Risk score, explained
The CVSS v3.1 score of 5.5 (MEDIUM, CVSS:3.1/AV:L/AC:L/PR:L/UI:N/S:U/C:N/I:N/A:H) reflects: Attack Vector (Local) = vulnerability requires local system access; Attack Complexity (Low) = no special conditions needed to trigger once local access is gained; Privileges Required (Low) = a privileged user can trigger the condition; User Interaction (None) = no user action is necessary; Scope (Unchanged) = impact is confined to the vulnerable system; Confidentiality (None) = no information disclosure; Integrity (None) = no data corruption of user data; Availability (High) = denial of service via kernel crash is highly likely. The score appropriately weights a reliability-impacting but local-only vulnerability.
Frequently asked questions
Can this vulnerability be exploited remotely?
No. CVE-2026-46252 requires local system access and privileged user context (as indicated by PR:L in the CVSS vector). Remote exploitation is not possible.
Does this vulnerability allow privilege escalation?
No. While the vulnerability requires elevated privileges to trigger, it does not grant additional privileges. A privileged user could abuse it to cause a denial of service, but cannot leverage it to escalate from unprivileged to root access.
Which systems are most at risk?
Systems with complex power management requirements, embedded Linux deployments, IoT devices, and environments where power supply regulator failures might occur or where untrusted kernel modules are loaded. Standard server deployments with stable power supplies face lower practical risk, though they remain technically vulnerable until patched.

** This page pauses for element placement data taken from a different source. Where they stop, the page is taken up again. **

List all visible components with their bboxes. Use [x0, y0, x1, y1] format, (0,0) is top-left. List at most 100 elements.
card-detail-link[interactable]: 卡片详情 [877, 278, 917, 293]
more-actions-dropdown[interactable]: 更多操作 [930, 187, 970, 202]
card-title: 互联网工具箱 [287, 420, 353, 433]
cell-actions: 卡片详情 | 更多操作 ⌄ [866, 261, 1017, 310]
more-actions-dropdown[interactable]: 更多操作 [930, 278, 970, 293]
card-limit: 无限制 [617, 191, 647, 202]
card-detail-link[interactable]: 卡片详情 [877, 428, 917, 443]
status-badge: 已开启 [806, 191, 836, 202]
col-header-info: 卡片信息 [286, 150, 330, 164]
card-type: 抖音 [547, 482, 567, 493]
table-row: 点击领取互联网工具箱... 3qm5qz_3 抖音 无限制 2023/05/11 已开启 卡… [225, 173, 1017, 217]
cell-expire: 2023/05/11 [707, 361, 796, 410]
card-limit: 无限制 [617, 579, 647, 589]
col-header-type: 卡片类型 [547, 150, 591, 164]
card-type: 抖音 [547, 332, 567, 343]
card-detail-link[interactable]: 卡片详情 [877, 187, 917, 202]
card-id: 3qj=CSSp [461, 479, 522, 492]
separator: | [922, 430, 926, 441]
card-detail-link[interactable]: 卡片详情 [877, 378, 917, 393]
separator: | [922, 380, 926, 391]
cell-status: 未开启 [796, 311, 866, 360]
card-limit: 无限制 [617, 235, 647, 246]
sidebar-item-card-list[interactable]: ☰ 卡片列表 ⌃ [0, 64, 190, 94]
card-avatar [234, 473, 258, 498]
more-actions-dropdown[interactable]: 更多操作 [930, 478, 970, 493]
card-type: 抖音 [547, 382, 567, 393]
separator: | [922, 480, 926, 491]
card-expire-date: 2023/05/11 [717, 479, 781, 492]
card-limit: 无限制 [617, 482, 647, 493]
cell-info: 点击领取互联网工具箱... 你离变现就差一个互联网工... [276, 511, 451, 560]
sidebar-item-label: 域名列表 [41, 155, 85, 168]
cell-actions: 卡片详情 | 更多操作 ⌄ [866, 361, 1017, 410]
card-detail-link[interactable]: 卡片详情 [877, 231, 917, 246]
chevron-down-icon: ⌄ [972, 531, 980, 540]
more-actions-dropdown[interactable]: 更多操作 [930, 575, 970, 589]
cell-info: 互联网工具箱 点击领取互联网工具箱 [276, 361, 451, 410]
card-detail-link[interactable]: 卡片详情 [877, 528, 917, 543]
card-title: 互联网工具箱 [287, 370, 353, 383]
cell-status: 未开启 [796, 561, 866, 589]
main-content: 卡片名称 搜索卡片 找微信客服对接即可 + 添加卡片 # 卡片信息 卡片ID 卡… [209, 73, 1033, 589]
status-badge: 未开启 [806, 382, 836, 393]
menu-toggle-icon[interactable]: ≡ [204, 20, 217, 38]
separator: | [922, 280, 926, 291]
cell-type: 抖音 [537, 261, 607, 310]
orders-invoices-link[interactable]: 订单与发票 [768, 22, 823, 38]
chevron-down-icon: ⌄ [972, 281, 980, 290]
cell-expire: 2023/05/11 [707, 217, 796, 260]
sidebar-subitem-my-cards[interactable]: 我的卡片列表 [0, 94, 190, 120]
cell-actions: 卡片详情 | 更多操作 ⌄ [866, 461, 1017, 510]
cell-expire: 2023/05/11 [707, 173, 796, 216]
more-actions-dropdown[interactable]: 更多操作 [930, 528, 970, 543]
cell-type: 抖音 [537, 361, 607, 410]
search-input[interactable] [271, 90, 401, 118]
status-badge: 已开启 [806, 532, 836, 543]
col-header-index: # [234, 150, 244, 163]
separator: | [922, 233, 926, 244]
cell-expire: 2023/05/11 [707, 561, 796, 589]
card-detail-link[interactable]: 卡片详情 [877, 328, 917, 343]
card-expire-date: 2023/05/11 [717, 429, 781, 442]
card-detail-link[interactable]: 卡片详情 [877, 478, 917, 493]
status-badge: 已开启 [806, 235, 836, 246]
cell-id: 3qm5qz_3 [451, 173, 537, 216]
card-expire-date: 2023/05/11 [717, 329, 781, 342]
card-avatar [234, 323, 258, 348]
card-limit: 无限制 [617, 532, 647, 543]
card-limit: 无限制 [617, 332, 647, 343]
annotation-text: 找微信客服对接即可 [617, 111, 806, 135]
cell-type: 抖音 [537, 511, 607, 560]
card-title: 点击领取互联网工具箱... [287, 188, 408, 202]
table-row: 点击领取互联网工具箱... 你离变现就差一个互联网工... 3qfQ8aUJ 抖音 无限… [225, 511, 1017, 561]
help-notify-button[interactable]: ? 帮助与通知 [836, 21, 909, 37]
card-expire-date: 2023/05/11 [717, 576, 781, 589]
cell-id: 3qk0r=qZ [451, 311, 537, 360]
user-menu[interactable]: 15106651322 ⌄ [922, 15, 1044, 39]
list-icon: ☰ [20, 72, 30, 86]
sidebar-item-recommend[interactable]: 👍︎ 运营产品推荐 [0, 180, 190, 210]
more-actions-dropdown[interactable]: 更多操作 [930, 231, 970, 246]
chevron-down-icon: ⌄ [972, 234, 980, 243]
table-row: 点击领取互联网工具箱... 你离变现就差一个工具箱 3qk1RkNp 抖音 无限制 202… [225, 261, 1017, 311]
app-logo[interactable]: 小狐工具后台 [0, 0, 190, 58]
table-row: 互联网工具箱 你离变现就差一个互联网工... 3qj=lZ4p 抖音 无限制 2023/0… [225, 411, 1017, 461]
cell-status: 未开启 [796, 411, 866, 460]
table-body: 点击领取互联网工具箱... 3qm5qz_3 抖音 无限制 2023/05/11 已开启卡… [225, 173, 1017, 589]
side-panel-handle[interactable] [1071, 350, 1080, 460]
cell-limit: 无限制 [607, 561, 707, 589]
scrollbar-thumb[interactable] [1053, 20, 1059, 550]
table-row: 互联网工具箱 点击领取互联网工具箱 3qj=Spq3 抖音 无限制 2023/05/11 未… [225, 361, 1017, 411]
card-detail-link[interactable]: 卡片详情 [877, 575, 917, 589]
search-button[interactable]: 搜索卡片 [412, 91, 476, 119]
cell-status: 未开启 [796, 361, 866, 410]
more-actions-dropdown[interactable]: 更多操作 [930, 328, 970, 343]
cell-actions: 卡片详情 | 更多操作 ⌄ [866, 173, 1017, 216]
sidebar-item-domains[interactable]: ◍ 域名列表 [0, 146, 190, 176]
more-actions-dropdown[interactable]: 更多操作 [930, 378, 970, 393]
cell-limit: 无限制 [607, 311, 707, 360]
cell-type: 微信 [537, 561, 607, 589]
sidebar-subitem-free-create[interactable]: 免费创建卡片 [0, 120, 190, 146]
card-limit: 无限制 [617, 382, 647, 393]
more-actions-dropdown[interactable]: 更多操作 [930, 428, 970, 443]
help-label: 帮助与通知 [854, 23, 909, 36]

Is there a workaround for systems that cannot be patched immediately?
There is no complete workaround. Mitigation strategies include: disabling untrusted kernel module loading where possible; avoiding dynamic power regulator changes in production; and minimizing scenarios that trigger regulator initialization failures. However, these are incomplete; kernel patching remains the definitive remediation.

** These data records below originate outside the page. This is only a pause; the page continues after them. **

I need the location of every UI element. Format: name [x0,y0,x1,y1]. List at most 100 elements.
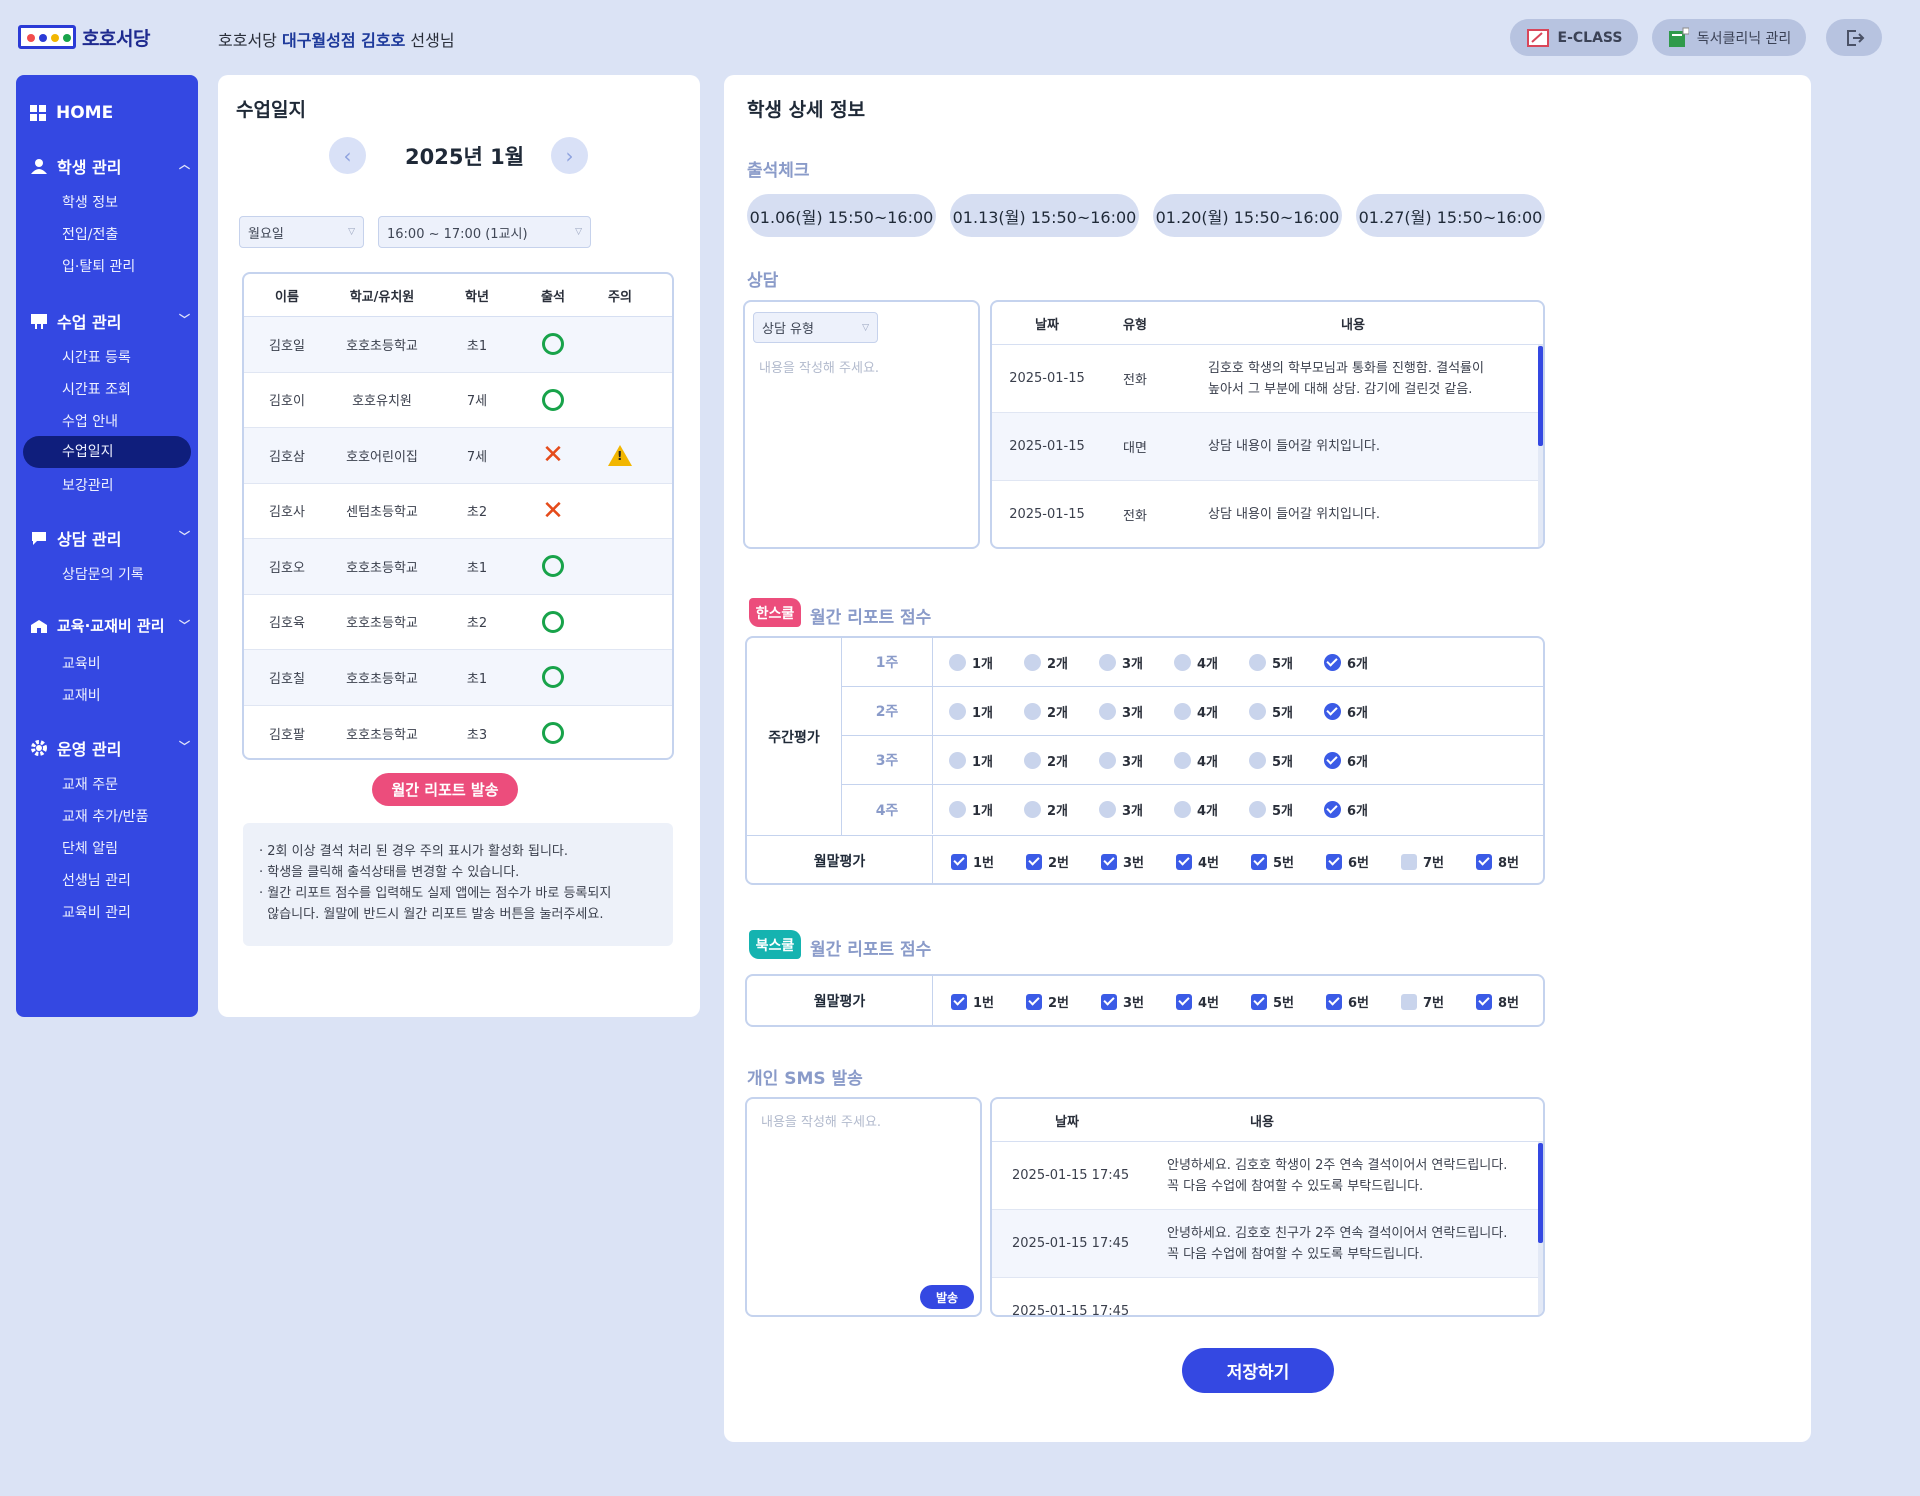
table-row[interactable]: 김호팔 호호초등학교 초3 [244,706,672,759]
day-select[interactable]: 월요일 ▽ [239,216,364,248]
attendance-status[interactable]: ✕ [520,484,586,539]
sidebar-home[interactable]: HOME [30,103,113,123]
next-month-button[interactable]: › [551,137,588,174]
week-score-radio[interactable]: 6개 [1324,653,1368,672]
prev-month-button[interactable]: ‹ [329,137,366,174]
week-score-radio[interactable]: 2개 [1024,653,1068,672]
week-score-radio[interactable]: 2개 [1024,800,1068,819]
sidebar-section-operations[interactable]: 운영 관리 ﹀ [30,736,190,760]
monthly-score-checkbox[interactable]: 5번 [1251,852,1294,871]
table-row[interactable]: 김호이 호호유치원 7세 [244,373,672,428]
sidebar-item-transfer[interactable]: 전입/전출 [62,224,118,244]
sidebar-item-material-order[interactable]: 교재 주문 [62,774,118,794]
table-row[interactable]: 김호칠 호호초등학교 초1 [244,650,672,706]
table-row[interactable]: 2025-01-15 17:45 안녕하세요. 김호호 학생이 2주 연속 결석이… [992,1142,1543,1210]
sidebar-item-tuition-manage[interactable]: 교육비 관리 [62,902,131,922]
week-score-radio[interactable]: 2개 [1024,702,1068,721]
sidebar-item-material-return[interactable]: 교재 추가/반품 [62,806,148,826]
sidebar-item-tuition[interactable]: 교육비 [62,653,101,673]
attendance-date-pill[interactable]: 01.06(월) 15:50~16:00 [747,194,936,237]
sidebar-item-material-fee[interactable]: 교재비 [62,685,101,705]
table-row[interactable]: 2025-01-15 전화 김호호 학생의 학부모님과 통화를 진행함. 결석률이 높… [992,345,1543,413]
attendance-date-pill[interactable]: 01.27(월) 15:50~16:00 [1356,194,1545,237]
attendance-status[interactable] [520,706,586,759]
brand-logo[interactable]: 호호서당 [18,22,150,52]
counsel-type-select[interactable]: 상담 유형 ▽ [753,312,878,343]
monthly-score-checkbox[interactable]: 1번 [951,992,994,1011]
time-select[interactable]: 16:00 ~ 17:00 (1교시) ▽ [378,216,591,248]
monthly-score-checkbox[interactable]: 6번 [1326,852,1369,871]
sidebar-item-counsel-record[interactable]: 상담문의 기록 [62,564,144,584]
counsel-input-box[interactable]: 상담 유형 ▽ 내용을 작성해 주세요. [743,300,980,549]
attendance-status[interactable] [520,317,586,372]
table-row[interactable]: 2025-01-15 17:45 안녕하세요. 김호호 친구가 2주 연속 결석이… [992,1210,1543,1278]
week-score-radio[interactable]: 4개 [1174,653,1218,672]
week-score-radio[interactable]: 6개 [1324,702,1368,721]
sidebar-item-group-notice[interactable]: 단체 알림 [62,838,118,858]
attendance-status[interactable] [520,595,586,650]
week-score-radio[interactable]: 1개 [949,653,993,672]
monthly-score-checkbox[interactable]: 2번 [1026,992,1069,1011]
week-score-radio[interactable]: 5개 [1249,751,1293,770]
week-score-radio[interactable]: 2개 [1024,751,1068,770]
week-score-radio[interactable]: 5개 [1249,702,1293,721]
sidebar-item-makeup[interactable]: 보강관리 [62,475,114,495]
monthly-score-checkbox[interactable]: 4번 [1176,852,1219,871]
sidebar-item-class-guide[interactable]: 수업 안내 [62,411,118,431]
logout-button[interactable] [1826,19,1882,56]
week-score-radio[interactable]: 4개 [1174,751,1218,770]
table-row[interactable]: 2025-01-15 전화 상담 내용이 들어갈 위치입니다. [992,481,1543,547]
monthly-score-checkbox[interactable]: 7번 [1401,852,1444,871]
week-score-radio[interactable]: 1개 [949,702,993,721]
table-row[interactable]: 김호육 호호초등학교 초2 [244,595,672,650]
table-row[interactable]: 김호일 호호초등학교 초1 [244,317,672,373]
week-score-radio[interactable]: 6개 [1324,751,1368,770]
save-button[interactable]: 저장하기 [1182,1348,1334,1393]
table-row[interactable]: 2025-01-15 17:45 [992,1278,1543,1315]
table-row[interactable]: 김호오 호호초등학교 초1 [244,539,672,595]
sidebar-section-students[interactable]: 학생 관리 ︿ [30,154,190,178]
week-score-radio[interactable]: 3개 [1099,751,1143,770]
week-score-radio[interactable]: 4개 [1174,800,1218,819]
sidebar-section-classes[interactable]: 수업 관리 ﹀ [30,309,190,333]
monthly-score-checkbox[interactable]: 6번 [1326,992,1369,1011]
monthly-score-checkbox[interactable]: 8번 [1476,992,1519,1011]
sms-send-button[interactable]: 발송 [920,1285,974,1309]
sidebar-item-enroll[interactable]: 입·탈퇴 관리 [62,256,135,276]
attendance-status[interactable] [520,539,586,594]
monthly-score-checkbox[interactable]: 5번 [1251,992,1294,1011]
week-score-radio[interactable]: 6개 [1324,800,1368,819]
table-row[interactable]: 김호삼 호호어린이집 7세 ✕! [244,428,672,484]
monthly-report-send-button[interactable]: 월간 리포트 발송 [372,773,518,806]
table-row[interactable]: 김호사 센텀초등학교 초2 ✕ [244,484,672,539]
monthly-score-checkbox[interactable]: 2번 [1026,852,1069,871]
attendance-date-pill[interactable]: 01.20(월) 15:50~16:00 [1153,194,1342,237]
monthly-score-checkbox[interactable]: 8번 [1476,852,1519,871]
sidebar-item-teacher-manage[interactable]: 선생님 관리 [62,870,131,890]
table-row[interactable]: 2025-01-15 대면 상담 내용이 들어갈 위치입니다. [992,413,1543,481]
week-score-radio[interactable]: 5개 [1249,653,1293,672]
monthly-score-checkbox[interactable]: 4번 [1176,992,1219,1011]
week-score-radio[interactable]: 1개 [949,800,993,819]
reading-clinic-button[interactable]: 독서클리닉 관리 [1652,19,1806,56]
scrollbar-thumb[interactable] [1538,346,1543,446]
sidebar-item-timetable-register[interactable]: 시간표 등록 [62,347,131,367]
week-score-radio[interactable]: 3개 [1099,702,1143,721]
week-score-radio[interactable]: 1개 [949,751,993,770]
sidebar-section-fees[interactable]: 교육·교재비 관리 ﹀ [30,615,190,636]
week-score-radio[interactable]: 4개 [1174,702,1218,721]
monthly-score-checkbox[interactable]: 3번 [1101,852,1144,871]
sidebar-item-student-info[interactable]: 학생 정보 [62,192,118,212]
eclass-button[interactable]: E-CLASS [1510,19,1638,56]
sidebar-item-timetable-view[interactable]: 시간표 조회 [62,379,131,399]
attendance-date-pill[interactable]: 01.13(월) 15:50~16:00 [950,194,1139,237]
sidebar-section-counsel[interactable]: 상담 관리 ﹀ [30,526,190,550]
scrollbar-thumb[interactable] [1538,1143,1543,1243]
monthly-score-checkbox[interactable]: 3번 [1101,992,1144,1011]
week-score-radio[interactable]: 3개 [1099,800,1143,819]
sidebar-item-class-journal[interactable]: 수업일지 [23,436,191,468]
attendance-status[interactable]: ✕ [520,428,586,483]
monthly-score-checkbox[interactable]: 7번 [1401,992,1444,1011]
monthly-score-checkbox[interactable]: 1번 [951,852,994,871]
sms-input-box[interactable]: 내용을 작성해 주세요. 발송 [745,1097,982,1317]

This analysis is based on the official CVE-2026-46252 description and CVSS v3.1 score provided by the National Vulnerability Database and Linux kernel project. No actual exploitation code is provided. Patch version numbers and affected product details must be verified against official vendor advisories (Red Hat, Canonical, SUSE, etc.) before deployment. Organizations should test patches in staging environments before production rollout. This assessment does not constitute professional security advice and should be combined with your organization's risk management framework and threat model. Source: NVD (public-domain), retrieved 2026-07-07. Analysis generated by SEC.co (claude-haiku-4-5).